Un ataúd lo estaba esperando, colocado de pie junto a la puerta, visible desde su vieja cama metálica. Más allá del mismo, vio que Blair se acercaba vestido con un cárdigan viejo, un cárdigan de color beige con parches de cuero marrón en la pechera y los codos. Sus pantalones marcadamente planchados le veían un par de centímetros cortos, algo que Blair creía que le daba un aire moderno y desenfadado, y no el aire de alguien a quien se suele ver rondando con una mochila de escolar en una estación de tren.

– Conejo -dijo-. Puede que a las doce ya no esté aquí, así que solamente quería desearte… buena suerte.

Las palabras golpearon a Conejo Heath con la fuerza de la verdad: habían programado su muerte para el mediodía. El gobierno había hecho esfuerzos para asegurarse de que todo saliera bien. Las doce era una hora conveniente para todo el mundo, ya que se podía almorzar inmediatamente después y la pérdida de tiempo era mínima. Aquello concordaba con el espíritu de la nueva Gran Bretaña. Ya se había gastado demasiado a expensas del contribuyente.

– Bueno, o sea, lo que te estoy diciendo -la mirada de Blair flotó sobre la cama- es que tal vez no esté aquí a las doce. Lamento las molestias, siento no poder estar en todas partes al mismo tiempo. En fin, sea como sea, solamente quería desearte buena suerte, y…

Conejo levantó la vista para mirarlo, incapaz de hablar. Levantó la vista y esperó.

– Que Dios te bendiga -dijo Blair.

Pasó una mano sobre la placa grabada del ataúd de Conejo y le dio unos golpecitos como si el propio Conejo la hubiera fabricado en la escuela. Luego salió de la habitación, dejando la puerta abierta. El corazón de Conejo se infló por la gravedad del momento, pero en el fondo de su mente sabía que Blair tenía cosas que hacer aquel día. Podía ser un hombre muy ocupado, con aquellas ambiciones tan elevadas que tenía, con sus asuntos y sus absorbentes causas. Conejo lo sabía perfectamente. Si él hubiera ayudado a su hermano a llevar la carga del progreso, ahora éste tendría más tiempo libre. Si hubiera sido una persona como era debido, y no un parásito, habría mostrado un poco más de consideración.

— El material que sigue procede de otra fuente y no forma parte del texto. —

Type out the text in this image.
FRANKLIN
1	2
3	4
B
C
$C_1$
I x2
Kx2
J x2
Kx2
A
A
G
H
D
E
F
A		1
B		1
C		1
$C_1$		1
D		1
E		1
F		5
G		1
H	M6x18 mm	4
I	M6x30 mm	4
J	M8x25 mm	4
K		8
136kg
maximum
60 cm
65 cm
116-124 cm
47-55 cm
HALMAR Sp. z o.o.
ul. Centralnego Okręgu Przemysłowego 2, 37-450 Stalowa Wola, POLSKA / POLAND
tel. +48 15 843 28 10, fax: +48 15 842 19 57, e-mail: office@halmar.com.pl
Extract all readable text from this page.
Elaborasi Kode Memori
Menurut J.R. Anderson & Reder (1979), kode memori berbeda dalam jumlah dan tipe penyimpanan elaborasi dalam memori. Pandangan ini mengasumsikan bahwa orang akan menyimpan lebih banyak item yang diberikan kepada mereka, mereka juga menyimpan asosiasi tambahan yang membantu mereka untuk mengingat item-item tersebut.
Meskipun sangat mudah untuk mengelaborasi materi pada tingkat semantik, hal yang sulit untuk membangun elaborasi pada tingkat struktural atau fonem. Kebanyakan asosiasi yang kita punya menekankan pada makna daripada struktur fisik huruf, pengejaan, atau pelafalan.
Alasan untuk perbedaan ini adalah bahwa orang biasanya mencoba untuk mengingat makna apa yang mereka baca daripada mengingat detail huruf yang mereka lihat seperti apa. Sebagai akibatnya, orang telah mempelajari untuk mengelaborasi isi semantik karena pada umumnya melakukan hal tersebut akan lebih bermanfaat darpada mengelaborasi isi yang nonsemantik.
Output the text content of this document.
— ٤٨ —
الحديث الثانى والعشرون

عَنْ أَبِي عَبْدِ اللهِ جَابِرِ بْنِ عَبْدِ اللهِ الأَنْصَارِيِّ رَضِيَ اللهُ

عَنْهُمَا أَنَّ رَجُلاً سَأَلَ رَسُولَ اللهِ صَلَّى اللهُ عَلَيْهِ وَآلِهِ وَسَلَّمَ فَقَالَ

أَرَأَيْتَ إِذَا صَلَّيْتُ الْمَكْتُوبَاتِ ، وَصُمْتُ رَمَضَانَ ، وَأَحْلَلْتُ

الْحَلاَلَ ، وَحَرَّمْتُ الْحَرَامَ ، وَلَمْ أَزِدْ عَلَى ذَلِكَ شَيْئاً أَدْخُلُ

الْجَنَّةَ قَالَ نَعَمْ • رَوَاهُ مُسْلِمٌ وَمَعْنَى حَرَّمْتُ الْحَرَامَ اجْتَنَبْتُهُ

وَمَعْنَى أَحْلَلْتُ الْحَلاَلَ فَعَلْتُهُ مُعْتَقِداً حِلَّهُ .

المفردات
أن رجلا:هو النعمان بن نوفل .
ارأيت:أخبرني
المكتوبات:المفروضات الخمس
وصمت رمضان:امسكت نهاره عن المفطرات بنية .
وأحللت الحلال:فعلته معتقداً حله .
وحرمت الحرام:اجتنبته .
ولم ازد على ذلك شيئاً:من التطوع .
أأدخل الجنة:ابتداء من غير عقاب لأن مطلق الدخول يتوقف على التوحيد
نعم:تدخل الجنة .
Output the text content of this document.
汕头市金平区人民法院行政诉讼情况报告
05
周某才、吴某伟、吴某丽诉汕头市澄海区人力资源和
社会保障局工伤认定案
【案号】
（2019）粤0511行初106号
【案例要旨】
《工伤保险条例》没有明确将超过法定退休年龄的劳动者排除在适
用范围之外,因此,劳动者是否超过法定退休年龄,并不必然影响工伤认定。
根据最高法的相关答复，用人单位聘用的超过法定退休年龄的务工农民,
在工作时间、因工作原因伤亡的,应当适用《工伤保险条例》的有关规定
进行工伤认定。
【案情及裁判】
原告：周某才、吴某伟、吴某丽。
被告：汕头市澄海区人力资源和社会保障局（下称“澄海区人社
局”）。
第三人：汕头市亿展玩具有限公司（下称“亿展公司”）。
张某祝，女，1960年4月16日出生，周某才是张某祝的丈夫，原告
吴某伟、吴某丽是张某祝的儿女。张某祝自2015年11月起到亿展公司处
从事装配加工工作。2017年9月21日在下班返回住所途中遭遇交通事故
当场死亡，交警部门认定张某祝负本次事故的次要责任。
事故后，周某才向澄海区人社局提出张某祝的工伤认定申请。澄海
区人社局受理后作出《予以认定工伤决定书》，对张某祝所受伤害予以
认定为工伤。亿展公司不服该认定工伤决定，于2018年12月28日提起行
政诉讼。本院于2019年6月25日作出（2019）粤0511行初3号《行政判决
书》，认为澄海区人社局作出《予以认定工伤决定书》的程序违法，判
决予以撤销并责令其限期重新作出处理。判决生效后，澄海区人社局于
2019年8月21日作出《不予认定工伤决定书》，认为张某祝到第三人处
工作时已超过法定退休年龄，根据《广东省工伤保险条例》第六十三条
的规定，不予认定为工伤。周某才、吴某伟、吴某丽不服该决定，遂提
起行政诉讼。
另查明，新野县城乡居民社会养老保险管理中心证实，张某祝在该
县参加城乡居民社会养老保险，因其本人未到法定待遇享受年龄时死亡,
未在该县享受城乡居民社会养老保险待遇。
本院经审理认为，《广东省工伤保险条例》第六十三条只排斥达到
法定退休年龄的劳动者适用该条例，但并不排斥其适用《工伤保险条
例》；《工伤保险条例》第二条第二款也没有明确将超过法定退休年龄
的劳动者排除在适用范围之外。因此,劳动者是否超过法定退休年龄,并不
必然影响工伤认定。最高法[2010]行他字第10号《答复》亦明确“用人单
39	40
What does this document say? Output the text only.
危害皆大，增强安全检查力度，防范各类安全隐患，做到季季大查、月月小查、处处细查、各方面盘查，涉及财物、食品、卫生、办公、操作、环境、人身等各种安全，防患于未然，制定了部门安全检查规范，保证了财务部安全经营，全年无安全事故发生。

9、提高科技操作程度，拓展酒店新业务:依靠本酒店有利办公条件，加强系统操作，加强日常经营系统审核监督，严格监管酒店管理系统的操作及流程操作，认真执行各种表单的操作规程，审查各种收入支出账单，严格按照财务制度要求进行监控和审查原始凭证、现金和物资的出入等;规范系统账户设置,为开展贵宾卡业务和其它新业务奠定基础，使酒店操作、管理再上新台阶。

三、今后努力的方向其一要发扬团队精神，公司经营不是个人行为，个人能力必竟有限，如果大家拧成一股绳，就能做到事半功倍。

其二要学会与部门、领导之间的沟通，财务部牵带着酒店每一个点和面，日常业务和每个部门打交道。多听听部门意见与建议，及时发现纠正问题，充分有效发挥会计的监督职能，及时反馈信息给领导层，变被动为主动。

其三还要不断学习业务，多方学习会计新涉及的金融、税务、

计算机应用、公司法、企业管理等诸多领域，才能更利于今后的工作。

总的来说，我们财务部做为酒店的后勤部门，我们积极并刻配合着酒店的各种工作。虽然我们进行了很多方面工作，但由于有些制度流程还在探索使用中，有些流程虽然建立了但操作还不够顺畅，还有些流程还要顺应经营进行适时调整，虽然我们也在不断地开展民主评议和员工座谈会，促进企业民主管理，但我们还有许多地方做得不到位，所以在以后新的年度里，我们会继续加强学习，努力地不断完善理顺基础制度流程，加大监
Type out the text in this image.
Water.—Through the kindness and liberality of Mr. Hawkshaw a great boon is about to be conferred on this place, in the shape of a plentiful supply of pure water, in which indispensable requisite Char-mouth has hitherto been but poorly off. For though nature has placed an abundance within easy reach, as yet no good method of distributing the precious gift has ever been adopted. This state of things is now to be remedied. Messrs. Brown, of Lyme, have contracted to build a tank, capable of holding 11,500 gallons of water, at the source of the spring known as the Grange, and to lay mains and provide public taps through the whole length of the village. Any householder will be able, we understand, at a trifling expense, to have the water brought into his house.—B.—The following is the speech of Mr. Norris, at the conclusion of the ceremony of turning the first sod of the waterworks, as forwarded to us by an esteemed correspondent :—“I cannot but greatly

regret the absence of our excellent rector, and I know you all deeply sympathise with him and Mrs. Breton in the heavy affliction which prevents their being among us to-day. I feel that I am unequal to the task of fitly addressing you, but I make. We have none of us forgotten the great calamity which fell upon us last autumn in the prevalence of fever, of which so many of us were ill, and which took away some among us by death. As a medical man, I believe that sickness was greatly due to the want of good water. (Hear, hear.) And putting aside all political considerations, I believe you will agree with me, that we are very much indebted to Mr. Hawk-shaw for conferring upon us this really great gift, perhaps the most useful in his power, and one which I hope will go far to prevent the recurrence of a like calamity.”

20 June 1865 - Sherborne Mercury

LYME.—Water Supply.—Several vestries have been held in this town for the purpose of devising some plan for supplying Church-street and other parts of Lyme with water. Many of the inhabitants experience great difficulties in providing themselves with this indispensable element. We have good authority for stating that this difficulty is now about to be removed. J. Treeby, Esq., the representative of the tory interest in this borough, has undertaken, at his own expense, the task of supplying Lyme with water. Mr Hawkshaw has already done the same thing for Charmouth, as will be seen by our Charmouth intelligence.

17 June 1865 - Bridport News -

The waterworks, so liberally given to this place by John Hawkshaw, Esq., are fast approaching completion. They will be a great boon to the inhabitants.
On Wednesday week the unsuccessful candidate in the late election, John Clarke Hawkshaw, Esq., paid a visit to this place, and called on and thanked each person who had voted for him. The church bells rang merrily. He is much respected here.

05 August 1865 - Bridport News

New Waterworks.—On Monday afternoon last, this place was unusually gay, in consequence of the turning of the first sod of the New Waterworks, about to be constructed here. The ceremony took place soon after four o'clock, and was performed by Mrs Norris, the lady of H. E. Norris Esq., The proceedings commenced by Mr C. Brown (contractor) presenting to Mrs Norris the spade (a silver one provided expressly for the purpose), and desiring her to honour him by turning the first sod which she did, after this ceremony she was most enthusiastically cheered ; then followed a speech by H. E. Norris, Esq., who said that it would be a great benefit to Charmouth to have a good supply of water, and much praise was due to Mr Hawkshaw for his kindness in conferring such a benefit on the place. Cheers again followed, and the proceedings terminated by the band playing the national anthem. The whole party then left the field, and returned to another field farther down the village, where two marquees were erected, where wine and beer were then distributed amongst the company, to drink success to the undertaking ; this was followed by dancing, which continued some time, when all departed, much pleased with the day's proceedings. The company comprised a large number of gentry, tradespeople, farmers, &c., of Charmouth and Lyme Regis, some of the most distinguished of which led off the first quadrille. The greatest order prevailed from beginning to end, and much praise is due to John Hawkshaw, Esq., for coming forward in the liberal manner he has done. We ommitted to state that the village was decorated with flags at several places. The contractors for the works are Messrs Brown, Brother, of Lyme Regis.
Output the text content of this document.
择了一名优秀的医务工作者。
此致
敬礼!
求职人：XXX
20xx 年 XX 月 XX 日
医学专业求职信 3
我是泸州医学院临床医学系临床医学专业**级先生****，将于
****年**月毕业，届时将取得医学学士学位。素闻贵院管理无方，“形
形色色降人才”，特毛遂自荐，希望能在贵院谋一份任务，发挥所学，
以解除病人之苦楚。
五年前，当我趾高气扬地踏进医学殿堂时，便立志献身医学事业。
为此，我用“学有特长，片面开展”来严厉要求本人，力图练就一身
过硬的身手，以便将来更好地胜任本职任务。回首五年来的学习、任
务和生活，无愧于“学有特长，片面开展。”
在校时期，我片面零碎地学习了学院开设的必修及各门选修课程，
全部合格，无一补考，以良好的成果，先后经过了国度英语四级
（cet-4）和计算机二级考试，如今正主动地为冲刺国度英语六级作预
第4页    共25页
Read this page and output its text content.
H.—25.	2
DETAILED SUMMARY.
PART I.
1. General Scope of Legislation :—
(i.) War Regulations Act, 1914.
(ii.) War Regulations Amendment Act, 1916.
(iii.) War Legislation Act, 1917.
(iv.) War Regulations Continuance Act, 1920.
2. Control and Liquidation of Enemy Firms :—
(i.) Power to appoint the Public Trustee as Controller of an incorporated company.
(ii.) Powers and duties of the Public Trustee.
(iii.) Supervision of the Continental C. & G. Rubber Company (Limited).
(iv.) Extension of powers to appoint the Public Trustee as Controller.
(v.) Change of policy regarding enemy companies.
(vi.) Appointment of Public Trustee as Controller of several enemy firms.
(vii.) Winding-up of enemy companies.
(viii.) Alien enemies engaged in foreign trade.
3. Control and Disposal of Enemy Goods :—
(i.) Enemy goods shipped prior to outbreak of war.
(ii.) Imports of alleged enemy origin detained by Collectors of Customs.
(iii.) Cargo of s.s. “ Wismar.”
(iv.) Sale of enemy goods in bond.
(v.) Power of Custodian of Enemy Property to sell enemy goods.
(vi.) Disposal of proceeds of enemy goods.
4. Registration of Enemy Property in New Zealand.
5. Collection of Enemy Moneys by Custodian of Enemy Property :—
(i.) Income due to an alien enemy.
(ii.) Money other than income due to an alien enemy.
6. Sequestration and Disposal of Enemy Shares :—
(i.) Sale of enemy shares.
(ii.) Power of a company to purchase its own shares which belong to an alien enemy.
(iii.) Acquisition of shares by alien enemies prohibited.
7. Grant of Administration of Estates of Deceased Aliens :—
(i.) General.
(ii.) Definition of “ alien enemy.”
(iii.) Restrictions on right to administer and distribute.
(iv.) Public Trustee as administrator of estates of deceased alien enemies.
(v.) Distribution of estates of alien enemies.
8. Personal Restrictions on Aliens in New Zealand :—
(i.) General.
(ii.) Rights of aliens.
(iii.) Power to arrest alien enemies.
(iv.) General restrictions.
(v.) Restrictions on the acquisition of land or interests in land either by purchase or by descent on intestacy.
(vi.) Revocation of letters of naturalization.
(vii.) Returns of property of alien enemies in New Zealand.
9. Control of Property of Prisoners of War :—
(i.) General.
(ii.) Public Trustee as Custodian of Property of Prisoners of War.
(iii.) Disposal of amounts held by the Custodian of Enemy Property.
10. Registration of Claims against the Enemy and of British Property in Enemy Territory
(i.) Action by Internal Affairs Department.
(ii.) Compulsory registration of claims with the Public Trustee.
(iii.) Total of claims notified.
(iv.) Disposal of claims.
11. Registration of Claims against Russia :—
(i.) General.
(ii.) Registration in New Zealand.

– ¿Qué ha sido eso? -Conejo se despertó con un sobresalto.

– ¿El qué? -Blair se despertó a su lado e inclinó una oreja para escuchar.

El capitán se estaba dirigiendo al pasaje. Conejo enseñó sus dientes salidos en dirección a Blair.

– ¿Acaba de decir menos veintiocho putos grados?

– Oh, mierda, Nejo. Oh, Dios. Se me ha pasado el efecto. ¿Tú puedes sentir el tuyo? El mío se me ha pasado. -Blair se palpó la entrepierna.

– ¿El refresco? -Conejo frunció el ceño-. No lo he tomado. Éste soy yo en estado normal.